Their last posting was the most distant of all, to Government House in the Seychelles, which could only be reached, in those idyllic pre-tourist days, by two ships a month plying between Mombasa and Bombay. One of them, The State of Bombay, was often referred to as "The State of Decay".

Anne, with their children, would accompany her husband on their own sometimes perilous voyages to the remoter islands of the colony, seldom visited by their predecessors. They would take with them a doctor and a priest to attend to the physical and spiritual needs of those living there. One such voyage (of 600 miles each way) took them in a small boat to the Chagos archipelago in the British Indian Ocean Territory which had been added to her husband's responsbilities.

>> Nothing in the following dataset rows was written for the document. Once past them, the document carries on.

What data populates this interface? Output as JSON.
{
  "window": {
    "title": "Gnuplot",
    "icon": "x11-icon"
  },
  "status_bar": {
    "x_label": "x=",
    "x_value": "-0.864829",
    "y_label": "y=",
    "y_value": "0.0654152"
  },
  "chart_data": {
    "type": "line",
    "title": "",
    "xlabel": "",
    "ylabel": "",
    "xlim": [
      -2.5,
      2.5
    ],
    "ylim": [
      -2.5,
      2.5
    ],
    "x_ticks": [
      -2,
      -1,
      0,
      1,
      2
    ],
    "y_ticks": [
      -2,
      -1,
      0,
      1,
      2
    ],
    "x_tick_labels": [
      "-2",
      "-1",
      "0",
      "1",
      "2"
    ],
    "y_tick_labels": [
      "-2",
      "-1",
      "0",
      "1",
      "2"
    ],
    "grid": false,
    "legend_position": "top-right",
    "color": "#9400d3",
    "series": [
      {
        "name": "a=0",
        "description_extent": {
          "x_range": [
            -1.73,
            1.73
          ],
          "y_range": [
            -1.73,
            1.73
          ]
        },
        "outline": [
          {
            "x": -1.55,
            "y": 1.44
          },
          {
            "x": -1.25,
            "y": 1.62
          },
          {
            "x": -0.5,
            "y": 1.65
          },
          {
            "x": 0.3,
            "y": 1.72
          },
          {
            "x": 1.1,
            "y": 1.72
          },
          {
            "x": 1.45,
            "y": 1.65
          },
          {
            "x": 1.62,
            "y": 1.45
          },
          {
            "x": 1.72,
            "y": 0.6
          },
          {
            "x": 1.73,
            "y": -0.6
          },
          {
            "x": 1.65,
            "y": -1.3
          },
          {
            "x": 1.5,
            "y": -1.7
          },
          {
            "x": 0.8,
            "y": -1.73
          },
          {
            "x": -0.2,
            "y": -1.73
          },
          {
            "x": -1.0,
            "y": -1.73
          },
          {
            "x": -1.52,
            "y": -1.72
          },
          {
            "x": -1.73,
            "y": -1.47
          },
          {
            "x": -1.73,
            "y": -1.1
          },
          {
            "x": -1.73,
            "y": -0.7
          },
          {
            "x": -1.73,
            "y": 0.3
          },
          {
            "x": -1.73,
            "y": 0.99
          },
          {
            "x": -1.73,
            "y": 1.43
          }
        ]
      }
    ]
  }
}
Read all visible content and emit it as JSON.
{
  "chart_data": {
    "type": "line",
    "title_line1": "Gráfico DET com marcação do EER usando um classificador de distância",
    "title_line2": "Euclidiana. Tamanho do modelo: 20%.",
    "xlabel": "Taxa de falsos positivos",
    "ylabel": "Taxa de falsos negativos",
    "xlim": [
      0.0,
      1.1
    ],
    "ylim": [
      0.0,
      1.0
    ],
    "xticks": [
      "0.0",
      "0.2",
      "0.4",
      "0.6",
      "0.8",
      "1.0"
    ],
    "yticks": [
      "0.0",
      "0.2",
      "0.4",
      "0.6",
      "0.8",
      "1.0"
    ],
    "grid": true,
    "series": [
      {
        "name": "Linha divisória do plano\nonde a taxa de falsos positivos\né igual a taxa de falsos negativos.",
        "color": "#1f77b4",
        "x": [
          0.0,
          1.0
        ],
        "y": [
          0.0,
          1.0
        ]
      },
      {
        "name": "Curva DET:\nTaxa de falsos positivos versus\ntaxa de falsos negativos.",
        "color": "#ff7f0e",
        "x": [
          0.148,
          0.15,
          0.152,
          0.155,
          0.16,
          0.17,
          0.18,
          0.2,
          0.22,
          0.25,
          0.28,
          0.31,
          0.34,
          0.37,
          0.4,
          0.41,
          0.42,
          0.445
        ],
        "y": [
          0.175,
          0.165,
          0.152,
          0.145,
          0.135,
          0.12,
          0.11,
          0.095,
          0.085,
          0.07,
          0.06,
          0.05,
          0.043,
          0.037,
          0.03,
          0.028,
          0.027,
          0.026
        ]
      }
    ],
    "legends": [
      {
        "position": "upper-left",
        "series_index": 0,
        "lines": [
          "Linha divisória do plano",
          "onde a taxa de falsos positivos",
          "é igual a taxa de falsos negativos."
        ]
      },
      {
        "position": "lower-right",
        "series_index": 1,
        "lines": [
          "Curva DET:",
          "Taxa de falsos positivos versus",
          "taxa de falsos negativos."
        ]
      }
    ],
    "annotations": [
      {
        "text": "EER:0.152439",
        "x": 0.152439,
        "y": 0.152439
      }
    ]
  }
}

Their infrequent home leaves did much to enliven the family home at Mells in Somerset, and these visits were looked forward to there with great excitement. Anne Oxford's interests included a love of literature, both French and English, and of music and the arts. All her five children, the fruit of an enviable and successful marriage, received their early education at her hands and she brightened their lives, and those of all her friends, with her quick mind, her infectious enthusiasm, and her sympathetic understanding of the needs of others.

John Jolliffe

Anne Mary Celestine Palairet: born Paris 14 November 1916; married 1947 Julian, second Earl of Oxford and Asquith (two sons, three daughters); died Frome, Somerset 19 August 1998.